The simplest possible benchmark is therefore:

[Benchmark]
void EmptyBenchmark()
{
    foreach (var iteration in Benchmark.Iterations)
        using (iteration.StartMeasurement())
            ; //do nothing
}

Which can also be written as:

[Benchmark]
void EmptyBenchmark()
{
    Benchmark.Iterate(() => { /*do nothing*/ });
}

In addition, you can add inner iterations to the code to be measured.

Add the for loop using Benchmark.InnerIterationCount as the number of loop iterations
Specify the value of InnerIterationCount using the [Benchmark] attribute

[Benchmark(InnerIterationCount=500)]
void TestMethod()
{
    // The first iteration is the "warmup" iteration, where all performance
    // metrics are discarded. Subsequent iterations are measured.
    foreach (var iteration in Benchmark.Iterations)
        using (iteration.StartMeasurement())
            // Inner iterations are recommended for fast running benchmarks
            // that complete very quickly (microseconds).

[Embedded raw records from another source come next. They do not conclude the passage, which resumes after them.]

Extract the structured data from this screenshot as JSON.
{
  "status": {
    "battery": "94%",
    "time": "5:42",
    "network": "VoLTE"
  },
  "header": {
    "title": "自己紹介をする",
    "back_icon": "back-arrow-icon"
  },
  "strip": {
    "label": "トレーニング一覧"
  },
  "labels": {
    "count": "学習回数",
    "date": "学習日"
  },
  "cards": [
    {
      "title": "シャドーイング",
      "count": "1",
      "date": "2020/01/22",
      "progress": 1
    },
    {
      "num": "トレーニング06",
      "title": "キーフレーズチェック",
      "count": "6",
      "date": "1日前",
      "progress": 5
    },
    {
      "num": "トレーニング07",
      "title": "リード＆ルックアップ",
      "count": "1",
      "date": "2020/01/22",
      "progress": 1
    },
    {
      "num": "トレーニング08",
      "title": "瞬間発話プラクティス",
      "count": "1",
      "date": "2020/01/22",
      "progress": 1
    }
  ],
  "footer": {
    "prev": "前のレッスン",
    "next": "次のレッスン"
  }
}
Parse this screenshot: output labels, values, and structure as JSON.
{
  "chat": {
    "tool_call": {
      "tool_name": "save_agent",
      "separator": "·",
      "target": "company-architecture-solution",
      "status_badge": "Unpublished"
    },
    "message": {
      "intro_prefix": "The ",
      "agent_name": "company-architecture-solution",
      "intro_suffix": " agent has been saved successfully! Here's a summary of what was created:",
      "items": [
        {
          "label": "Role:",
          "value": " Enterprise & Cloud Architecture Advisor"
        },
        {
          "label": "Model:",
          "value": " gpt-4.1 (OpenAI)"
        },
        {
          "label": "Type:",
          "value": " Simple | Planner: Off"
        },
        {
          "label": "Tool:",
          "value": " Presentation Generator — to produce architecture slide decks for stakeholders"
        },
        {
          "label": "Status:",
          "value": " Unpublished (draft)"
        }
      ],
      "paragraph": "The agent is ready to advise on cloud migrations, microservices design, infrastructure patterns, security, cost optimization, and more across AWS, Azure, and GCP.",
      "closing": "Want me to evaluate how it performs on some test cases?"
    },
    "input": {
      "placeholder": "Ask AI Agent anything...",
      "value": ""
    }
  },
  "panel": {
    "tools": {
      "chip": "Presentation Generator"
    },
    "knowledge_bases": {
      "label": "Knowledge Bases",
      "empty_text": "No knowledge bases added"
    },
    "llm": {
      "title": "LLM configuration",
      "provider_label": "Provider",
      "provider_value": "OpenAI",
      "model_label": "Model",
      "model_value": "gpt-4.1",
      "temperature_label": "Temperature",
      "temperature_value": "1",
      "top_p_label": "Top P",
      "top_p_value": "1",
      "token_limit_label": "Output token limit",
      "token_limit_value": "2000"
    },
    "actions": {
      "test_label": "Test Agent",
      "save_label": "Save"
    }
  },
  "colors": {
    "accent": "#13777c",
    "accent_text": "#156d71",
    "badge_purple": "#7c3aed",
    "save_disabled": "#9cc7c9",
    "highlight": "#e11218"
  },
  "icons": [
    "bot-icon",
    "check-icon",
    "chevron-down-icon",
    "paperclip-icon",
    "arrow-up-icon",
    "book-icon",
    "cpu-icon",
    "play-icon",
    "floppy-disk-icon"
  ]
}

This ensures that
            // the benchmark code runs long enough to dominate the harness's
            // overhead.
            for (int i=0; i<Benchmark.InnerIterationCount; i++)
                // test code here
}

If you need to execute different permutation of the same benchmark, then you can use this approach:

public static IEnumerable<object[]> InputData()
{
    var args = new string[] { "foo", "bar", "baz" };
    foreach (var arg in args)
        // Currently, the only limitation of this approach is that the
        // types passed to the [Benchmark]-annotated test must be serializable.
        yield return new object[] { new string[] { arg } };
}

// NoInlining prevents aggressive optimizations that
// could render the benchmark meaningless
[MethodImpl(MethodImplOptions.NoInlining)]
private static string FormattedString(string a, string b, string c, string d)
{
    return string.Format("{0}{1}{2}{3}", a, b, c, d);
}

// This benchmark will be executed 3 different times,
// with { "foo" }, { "bar" }, and { "baz" } as args.
[MeasureGCCounts]
[Benchmark(InnerIterationCount = 10)]
[MemberData(nameof(InputData))]
public static void TestMultipleStringInputs(string[] args)
{
    foreach (BenchmarkIteration iter in Benchmark.Iterations)
    {
        using (iter.StartMeasurement())
        {
            for (int i = 0; i < Benchmark.InnerIterationCount; i++)
            {
                FormattedString(args[0], args[0], args[0], args[0]);
            }
        }
    }
}

Creating a simple harness to execute the API

Option #1: Creating a self containing harness + benchmark

using Microsoft.Xunit.Performance;
using Microsoft.Xunit.Performance.Api;
using System.Reflection;

public class Program
{
    public static void Main(string[] args)
    {
        using (XunitPerformanceHarness p = new XunitPerformanceHarness(args))
        {
            string entryAssemblyPath = Assembly.GetEntryAssembly().Location;
            p.RunBenchmarks(entryAssemblyPath);
        }
    }

    [Benchmark(InnerIterationCount=10000)]
    public void TestBenchmark()
    {
        foreach(BenchmarkIteration iter in Benchmark.Iterations)
        {
            using(iter.StartMeasurement())
            {
                for(int i=0; i<Benchmark.InnerIterationCount; i++)
                {
                    string.Format("{0}{1}{2}{3}", "a", "b", "c", "d");
                }
            }
        }
    }
}

Option #2: Creating a harness that iterates through a list of .NET assemblies containing the benchmarks.

using System.IO;
using System.Reflection;
using Microsoft.Xunit.Performance.Api;

namespace SampleApiTest
{
    public class Program
    {
        public static void Main(string[] args)
        {
            using (var harness = new XunitPerformanceHarness(args))
            {
                foreach(var testName in GetTestNames())
                {
                    // Here, the example assumes that the list of .NET
                    // assemblies are dropped side-by-side with harness
                    // (the current executing assembly)
                    var currentDirectory = Path.GetDirectoryName(Assembly.GetEntryAssembly().Location);
                    var assemblyPath = Path.Combine(currentDirectory, $"{testName}.dll");

                    // Execute the benchmarks, if any, in this assembly.
                    harness.RunBenchmarks(assemblyPath);
                }
            }
        }

        private static string[] GetTestNames()
        {
            return new [] {
                "Benchmarks",
                "System.Binary.Base64.Tests",
                "System.Text.Primitives.Performance.Tests",
                "System.Slices.Tests"
            };
        }
    }
}

Command line options to control the collection of metrics

--perf:collect [metric1[+metric2[+...]]]

    default
        Set by the test author (This is the default behavior if no option is specified. It will also enable ETW to capture some of the Microsoft-Windows-DotNETRuntime tasks).

    stopwatch
        Capture elapsed time using a Stopwatch (It does not require ETW).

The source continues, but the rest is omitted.